In practice, a few weeks of operational data often suffice to calibrate a transferred model, compared to several months or years for training from scratch. This acceleration means that reliable forecasts can be delivered from the day a new installation enters service.
Model evaluation uses metrics adapted to the forecasting task
Measuring the quality of a forecasting model requires metrics that are meaningful for the intended application. Root Mean Squared Error (RMSE) penalizes large errors heavily but can be dominated by a few outliers. Mean Absolute Error (MAE) is more robust but does not penalize errors of opposite sign differently.
The skill score compares the evaluated model against a naive reference such as persistence. A skill score of 30% means the model reduces errors by 30% relative to this baseline. This metric contextualizes performance against the intrinsic difficulty of the forecasting problem.
For probabilistic forecasts, the Continuous Ranked Probability Score (CRPS) measures the quality of the predicted distribution. Reliability diagrams verify that announced quantiles correspond to observed frequencies.
Evaluation must also verify performance by situation type: clear versus cloudy skies, low versus high wind, summer versus winter. A model may show good average performance while systematically failing under certain conditions that are critical for grid operations.
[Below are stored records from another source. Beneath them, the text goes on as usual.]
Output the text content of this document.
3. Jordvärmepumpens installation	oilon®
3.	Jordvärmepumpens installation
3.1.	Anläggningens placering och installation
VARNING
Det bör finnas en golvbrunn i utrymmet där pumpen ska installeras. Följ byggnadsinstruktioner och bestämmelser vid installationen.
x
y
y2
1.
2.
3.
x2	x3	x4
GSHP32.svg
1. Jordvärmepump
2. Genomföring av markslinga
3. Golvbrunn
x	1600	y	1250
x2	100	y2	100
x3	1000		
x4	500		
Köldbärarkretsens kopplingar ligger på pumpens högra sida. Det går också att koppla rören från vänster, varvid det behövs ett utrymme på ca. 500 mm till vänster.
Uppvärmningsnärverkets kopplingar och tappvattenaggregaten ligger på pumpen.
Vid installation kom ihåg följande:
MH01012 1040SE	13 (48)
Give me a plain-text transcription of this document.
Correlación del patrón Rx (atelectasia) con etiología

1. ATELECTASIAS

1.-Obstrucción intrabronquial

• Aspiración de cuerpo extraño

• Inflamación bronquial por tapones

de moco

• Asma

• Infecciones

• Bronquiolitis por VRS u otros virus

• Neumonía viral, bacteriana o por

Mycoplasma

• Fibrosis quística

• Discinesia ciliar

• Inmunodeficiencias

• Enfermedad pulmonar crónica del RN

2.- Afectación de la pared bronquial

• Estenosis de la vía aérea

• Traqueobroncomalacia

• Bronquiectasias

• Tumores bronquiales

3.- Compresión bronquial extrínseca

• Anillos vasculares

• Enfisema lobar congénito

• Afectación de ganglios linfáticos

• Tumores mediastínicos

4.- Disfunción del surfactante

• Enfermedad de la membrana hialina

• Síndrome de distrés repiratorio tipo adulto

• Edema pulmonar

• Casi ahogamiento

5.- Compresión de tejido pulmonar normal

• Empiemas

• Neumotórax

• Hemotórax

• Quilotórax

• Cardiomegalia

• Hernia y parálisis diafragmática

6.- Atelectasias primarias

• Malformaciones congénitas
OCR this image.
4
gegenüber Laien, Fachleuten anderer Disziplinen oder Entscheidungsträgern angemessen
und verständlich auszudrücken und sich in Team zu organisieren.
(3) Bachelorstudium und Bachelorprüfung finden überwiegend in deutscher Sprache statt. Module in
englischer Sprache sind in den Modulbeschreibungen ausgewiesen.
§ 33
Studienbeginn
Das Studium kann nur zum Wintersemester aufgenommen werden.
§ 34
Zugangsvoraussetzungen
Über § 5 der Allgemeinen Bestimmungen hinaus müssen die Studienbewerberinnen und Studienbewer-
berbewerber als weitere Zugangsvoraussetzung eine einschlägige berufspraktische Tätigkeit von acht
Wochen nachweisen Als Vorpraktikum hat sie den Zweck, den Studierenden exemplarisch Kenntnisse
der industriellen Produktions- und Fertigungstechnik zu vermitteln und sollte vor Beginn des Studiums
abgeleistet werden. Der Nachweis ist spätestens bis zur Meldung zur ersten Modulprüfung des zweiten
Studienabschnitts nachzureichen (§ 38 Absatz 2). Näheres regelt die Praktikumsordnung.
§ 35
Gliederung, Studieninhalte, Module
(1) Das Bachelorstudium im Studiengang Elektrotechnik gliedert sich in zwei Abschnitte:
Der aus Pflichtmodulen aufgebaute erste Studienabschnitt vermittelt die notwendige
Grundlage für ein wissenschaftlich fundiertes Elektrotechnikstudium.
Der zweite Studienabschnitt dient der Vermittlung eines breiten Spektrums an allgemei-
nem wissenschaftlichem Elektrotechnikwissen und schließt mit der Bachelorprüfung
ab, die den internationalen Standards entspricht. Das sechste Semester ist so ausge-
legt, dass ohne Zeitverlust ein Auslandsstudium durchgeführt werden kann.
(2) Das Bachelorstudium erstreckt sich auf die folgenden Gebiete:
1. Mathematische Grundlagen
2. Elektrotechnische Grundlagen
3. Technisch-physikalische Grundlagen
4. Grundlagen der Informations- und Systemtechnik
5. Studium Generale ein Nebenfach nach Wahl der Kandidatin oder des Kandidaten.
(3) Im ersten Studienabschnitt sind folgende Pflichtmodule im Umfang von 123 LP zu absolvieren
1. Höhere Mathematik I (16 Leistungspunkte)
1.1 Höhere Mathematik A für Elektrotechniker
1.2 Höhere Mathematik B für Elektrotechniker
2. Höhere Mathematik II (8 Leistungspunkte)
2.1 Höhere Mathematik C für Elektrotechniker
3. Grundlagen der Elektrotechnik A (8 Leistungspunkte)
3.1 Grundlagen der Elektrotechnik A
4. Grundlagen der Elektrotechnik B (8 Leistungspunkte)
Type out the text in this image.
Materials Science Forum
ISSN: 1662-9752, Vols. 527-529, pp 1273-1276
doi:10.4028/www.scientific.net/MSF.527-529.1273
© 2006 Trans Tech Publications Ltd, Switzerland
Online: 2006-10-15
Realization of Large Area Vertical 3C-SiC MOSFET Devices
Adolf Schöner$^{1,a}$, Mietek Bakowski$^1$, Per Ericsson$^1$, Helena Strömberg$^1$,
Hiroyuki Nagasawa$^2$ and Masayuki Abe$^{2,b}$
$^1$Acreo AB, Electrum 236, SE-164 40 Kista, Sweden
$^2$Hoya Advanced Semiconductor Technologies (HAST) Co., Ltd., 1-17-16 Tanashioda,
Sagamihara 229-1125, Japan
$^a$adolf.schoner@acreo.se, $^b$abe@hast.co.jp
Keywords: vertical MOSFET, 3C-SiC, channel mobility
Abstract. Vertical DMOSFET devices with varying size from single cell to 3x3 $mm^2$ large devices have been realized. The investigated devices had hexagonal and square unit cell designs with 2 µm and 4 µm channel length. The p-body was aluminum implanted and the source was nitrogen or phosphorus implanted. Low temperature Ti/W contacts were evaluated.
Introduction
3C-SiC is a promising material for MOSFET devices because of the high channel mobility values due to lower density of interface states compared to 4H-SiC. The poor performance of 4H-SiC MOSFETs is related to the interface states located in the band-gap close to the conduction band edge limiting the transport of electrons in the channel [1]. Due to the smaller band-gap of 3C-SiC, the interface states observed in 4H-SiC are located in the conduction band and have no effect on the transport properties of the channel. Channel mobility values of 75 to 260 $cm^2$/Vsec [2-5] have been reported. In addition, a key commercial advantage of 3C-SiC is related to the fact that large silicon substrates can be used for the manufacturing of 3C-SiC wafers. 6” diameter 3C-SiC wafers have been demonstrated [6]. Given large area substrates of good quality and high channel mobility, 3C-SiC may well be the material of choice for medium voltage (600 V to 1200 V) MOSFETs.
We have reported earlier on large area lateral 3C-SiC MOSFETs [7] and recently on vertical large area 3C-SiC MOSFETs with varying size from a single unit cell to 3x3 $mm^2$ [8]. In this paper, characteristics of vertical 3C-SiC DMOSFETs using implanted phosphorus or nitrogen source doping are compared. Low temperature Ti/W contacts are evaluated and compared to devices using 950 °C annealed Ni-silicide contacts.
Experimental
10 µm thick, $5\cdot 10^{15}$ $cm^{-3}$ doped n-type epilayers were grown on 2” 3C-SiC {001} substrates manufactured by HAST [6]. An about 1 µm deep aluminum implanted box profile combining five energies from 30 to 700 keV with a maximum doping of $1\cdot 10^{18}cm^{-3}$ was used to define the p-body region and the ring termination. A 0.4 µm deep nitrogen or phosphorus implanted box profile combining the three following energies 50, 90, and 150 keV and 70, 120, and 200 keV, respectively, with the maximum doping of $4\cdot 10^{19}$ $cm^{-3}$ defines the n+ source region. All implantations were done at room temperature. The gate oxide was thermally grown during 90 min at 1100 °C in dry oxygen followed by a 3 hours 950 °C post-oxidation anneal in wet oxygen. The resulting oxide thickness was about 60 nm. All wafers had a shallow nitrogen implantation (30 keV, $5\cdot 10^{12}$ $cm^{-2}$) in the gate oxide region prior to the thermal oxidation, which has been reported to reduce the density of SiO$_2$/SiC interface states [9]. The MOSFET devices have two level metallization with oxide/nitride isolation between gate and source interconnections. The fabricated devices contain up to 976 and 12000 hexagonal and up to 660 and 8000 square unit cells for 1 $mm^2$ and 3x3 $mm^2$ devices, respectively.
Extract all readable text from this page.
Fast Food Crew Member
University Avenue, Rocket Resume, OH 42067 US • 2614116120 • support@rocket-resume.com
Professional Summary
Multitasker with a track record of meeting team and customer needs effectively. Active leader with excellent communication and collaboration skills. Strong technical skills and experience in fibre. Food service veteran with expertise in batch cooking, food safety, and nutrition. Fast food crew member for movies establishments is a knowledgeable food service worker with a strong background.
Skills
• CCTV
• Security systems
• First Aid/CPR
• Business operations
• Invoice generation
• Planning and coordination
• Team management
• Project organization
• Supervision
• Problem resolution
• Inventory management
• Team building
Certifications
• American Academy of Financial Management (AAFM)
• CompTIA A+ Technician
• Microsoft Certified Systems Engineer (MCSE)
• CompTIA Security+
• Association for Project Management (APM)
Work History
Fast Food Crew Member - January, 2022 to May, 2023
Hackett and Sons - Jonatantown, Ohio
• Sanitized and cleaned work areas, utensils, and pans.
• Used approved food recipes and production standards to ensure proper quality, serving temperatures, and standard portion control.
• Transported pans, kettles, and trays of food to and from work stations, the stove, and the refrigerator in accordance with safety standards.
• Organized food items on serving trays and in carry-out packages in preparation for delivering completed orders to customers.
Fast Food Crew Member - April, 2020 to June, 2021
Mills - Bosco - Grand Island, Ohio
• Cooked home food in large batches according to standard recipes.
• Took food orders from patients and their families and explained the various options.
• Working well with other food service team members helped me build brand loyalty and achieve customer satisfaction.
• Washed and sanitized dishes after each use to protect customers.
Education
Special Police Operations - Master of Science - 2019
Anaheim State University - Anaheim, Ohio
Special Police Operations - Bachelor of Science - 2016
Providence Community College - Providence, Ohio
Operational integration imposes latency and robustness constraints
A forecasting model in production must deliver results within strict time constraints. Electricity markets close at fixed deadlines. Real-time dispatching requires frequent updates. The latency between weather data availability and forecast delivery is measured in minutes.
Robustness in the face of missing or erroneous data is essential. Sensors can fail, communication links can drop, and weather data files can arrive late. The system must detect these anomalies and still provide a degraded forecast rather than no forecast at all.
Real-time performance monitoring detects model drift over time. Continuous comparison between forecasts and actual observations triggers alerts when errors exceed expected thresholds. A model can degrade if conditions change, for example after new turbines are added to a wind farm.
Model and data versioning ensures full traceability of forecasts. When an incident occurs, operators must be able to determine which model version produced which forecast using which input data. This traceability supports incident analysis and continuous improvement.